I'm reading a series of source code files using Python and running into a unicode BOM error. Here's my code:
bytes = min(32, os.path.getsize(filename))
raw = open(filename, 'rb').read(bytes)
result = chardet.detect(raw)
encoding = result['encoding']
infile = open(filename, mode, encoding=encoding)
data = infile.read()
infile.close()
print(data)
As you can see, I'm detecting the encoding using chardet
, then reading the file in memory and attempting to print it. The print statement fails on Unicode files containing a BOM with the error:
UnicodeEncodeError: 'charmap' codec can't encode characters in position 0-2:
character maps to <undefined>
I'm guessing it's trying to decode the BOM using the default character set and it's failing. How do I remove the BOM from the string to prevent this?

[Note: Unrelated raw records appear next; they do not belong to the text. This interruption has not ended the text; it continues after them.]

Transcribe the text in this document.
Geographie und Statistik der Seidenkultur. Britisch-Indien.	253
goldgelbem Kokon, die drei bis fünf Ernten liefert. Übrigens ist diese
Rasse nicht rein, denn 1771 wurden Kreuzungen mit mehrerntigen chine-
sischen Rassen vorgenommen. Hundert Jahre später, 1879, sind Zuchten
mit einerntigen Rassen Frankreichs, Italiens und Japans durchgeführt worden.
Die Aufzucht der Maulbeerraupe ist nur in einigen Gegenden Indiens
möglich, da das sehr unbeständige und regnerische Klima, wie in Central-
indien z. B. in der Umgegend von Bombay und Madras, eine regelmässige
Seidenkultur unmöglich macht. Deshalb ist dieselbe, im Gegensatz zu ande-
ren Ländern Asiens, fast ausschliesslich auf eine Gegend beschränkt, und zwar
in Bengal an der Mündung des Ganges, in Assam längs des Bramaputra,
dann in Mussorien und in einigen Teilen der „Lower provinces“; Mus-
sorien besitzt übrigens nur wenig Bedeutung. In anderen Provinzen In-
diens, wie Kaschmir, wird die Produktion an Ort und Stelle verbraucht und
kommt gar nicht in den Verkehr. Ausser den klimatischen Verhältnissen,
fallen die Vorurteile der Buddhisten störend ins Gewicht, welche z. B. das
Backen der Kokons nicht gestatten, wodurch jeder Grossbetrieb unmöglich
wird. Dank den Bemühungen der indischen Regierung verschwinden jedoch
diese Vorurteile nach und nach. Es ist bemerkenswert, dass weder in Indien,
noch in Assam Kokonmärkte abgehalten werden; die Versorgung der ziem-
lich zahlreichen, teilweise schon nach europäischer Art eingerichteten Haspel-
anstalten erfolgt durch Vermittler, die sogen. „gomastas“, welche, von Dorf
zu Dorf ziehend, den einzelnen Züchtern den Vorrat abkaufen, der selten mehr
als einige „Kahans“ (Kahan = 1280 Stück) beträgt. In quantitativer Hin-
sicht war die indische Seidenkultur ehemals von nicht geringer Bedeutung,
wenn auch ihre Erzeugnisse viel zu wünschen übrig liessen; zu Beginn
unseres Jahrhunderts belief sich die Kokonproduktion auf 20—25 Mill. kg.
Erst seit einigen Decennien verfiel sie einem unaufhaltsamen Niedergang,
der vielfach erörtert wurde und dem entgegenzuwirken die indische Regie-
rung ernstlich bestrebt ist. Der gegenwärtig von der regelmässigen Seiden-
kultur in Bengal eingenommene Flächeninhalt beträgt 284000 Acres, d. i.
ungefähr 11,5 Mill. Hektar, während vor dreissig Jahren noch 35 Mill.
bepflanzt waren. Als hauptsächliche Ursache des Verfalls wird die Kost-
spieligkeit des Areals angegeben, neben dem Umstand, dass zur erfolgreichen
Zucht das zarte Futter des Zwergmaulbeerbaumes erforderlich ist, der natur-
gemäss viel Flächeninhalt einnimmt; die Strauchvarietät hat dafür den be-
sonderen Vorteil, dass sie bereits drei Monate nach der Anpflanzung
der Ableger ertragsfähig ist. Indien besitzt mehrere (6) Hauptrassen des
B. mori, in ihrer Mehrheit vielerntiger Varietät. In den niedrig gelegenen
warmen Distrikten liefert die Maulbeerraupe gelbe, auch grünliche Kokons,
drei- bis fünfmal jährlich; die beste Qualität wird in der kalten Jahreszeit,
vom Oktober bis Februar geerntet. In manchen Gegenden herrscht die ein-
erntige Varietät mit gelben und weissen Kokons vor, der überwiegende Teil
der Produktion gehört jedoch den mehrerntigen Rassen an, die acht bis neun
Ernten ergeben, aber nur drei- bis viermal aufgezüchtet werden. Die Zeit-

There is no reason to check if a BOM exists or not, utf-8-sig
manages that for you and behaves exactly as utf-8
if the BOM does not exist:
# Standard UTF-8 without BOM
>>> b'hello'.decode('utf-8')
'hello'
>>> b'hello'.decode('utf-8-sig')
'hello'
# BOM encoded UTF-8
>>> b'\xef\xbb\xbfhello'.decode('utf-8')
'\ufeffhello'
>>> b'\xef\xbb\xbfhello'.decode('utf-8-sig')
'hello'
In the example above, you can see utf-8-sig
correctly decodes the given string regardless of the existence of BOM. If you think there is even a small chance that a BOM character might exist in the files you are reading, just use utf-8-sig
and not worry about it